4: SUCCESSION PLANNING IS A DISCLOSURE EVENT, NOT JUST AN HR EVENT
Investors are ever more interested in the valuation risks/opportunities that come from governance evolutions, particularly as it pertains to CEO and senior leadership transitions. Amongst the early filers reviewed, we noted that those companies with leadership changes had the most complex CD&A sections. Companies had to generally address two things simultaneously in their CD&A disclosures: severance for a departing executive, for example when a CEO becomes Executive Vice Chair, and new-hire incentives that are generally substantial in value relative to executive pay norms — all requiring real estate in the CD&A.
All of this means the disclosure standard in succession contexts has risen.

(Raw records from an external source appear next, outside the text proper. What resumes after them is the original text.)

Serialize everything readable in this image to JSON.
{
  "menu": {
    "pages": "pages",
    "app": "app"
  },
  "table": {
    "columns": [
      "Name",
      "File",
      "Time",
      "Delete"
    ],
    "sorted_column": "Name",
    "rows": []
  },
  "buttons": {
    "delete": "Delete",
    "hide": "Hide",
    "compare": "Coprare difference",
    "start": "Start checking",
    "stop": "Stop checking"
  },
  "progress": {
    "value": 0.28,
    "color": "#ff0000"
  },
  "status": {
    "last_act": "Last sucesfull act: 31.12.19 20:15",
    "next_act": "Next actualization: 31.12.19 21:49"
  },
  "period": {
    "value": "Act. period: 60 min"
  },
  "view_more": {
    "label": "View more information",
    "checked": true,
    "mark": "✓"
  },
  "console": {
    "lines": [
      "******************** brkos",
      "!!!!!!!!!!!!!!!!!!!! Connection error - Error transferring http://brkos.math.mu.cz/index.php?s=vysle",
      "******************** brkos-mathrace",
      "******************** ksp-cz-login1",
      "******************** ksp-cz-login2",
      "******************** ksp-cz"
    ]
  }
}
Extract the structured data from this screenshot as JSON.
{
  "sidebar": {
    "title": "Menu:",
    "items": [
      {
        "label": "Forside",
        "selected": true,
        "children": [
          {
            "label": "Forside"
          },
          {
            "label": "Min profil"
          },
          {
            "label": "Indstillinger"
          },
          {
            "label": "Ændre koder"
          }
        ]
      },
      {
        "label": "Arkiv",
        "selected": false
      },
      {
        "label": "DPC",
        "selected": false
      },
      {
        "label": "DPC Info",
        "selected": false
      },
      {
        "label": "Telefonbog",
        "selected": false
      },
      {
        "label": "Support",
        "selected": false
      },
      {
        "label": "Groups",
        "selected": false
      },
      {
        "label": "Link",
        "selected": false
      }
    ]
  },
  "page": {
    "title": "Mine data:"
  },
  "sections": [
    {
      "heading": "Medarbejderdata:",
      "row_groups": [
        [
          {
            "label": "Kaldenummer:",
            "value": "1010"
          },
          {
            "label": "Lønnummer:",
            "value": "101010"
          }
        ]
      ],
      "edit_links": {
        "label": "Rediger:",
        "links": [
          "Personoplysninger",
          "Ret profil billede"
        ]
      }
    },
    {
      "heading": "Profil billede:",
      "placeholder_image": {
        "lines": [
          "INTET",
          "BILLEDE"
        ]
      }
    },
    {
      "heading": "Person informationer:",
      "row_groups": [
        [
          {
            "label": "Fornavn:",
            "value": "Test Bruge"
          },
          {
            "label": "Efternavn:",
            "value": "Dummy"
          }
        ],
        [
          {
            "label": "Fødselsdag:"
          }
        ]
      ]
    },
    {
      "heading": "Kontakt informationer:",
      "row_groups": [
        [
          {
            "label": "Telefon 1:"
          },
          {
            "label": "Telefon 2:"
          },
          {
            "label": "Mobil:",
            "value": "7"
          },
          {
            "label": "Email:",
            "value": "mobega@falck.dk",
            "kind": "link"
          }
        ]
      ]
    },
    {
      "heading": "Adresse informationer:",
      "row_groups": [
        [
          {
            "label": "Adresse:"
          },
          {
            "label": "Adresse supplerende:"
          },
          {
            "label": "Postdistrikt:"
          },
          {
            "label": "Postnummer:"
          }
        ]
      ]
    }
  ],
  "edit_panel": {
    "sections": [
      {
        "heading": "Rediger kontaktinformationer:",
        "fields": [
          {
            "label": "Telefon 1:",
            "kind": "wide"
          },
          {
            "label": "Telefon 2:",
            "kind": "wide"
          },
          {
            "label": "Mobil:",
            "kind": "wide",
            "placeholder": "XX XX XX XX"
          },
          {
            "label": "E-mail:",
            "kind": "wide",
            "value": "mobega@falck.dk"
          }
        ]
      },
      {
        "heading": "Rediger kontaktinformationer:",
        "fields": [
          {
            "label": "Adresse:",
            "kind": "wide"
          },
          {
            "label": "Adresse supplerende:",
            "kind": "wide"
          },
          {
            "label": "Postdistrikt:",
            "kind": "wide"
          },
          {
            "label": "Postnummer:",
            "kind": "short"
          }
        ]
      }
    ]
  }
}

Proxy advisors have made their expectations known: a clear connection between transition awards and long-term retention; competitive market context for the specific roles; and a stated timeline for returning to standard program structure. Committees that cannot articulate these elements may face shareholder support challenges regardless of the intrinsic reasonableness of the compensation decisions made.
5: ENGAGEMENT IS NOW A FORMAL PROGRAM, NOT A REACTIVE TOOL
The early filings we reviewed disclose shareholder engagement as a structured, year-round activity — with named institutions, specific topics discussed, and documented program changes made in response. In some cases, companies even tie positive SOP results directly to a chain: engagement → program adjustment → investor acknowledgment → vote support.
The quality of engagement disclosure is itself becoming a signal. Committees that cannot articulate who they met with, what was discussed, and what changed as a result are at a disadvantage — even if their compensation programs are sound.
LOOKING AHEAD:
The bulk of calendar-year company filings arrive in April and May. Several outcomes may shape compensation committee decision-making going forward:
- We will be monitoring proxy advisory firm vote recommendations to see how changes in policies (timeframes for quantitative analyses, views on LTI design, etc.) are showing up in vote recommendations and corresponding SOP vote results.
- SOP vote results will signal how much “evolution” to expect in executive pay design going forward.
- Trends in changes around incentive plan designs – particularly with respect to any prospective program (i.e. FY2026) adjustments.
- How AI initiatives across different segments of the market impact incentive plan design.
The above was based on review of DEF 14A filings submitted to the SEC between January 1 and March 18, 2026. Companies reviewed include IBM, Broadcom, Oracle, Microsoft, Korn Ferry, UiPath, Celanese, Cabot Corporation, and others. This briefing is for informational purposes only and does not constitute legal, financial, or compensation consulting advice.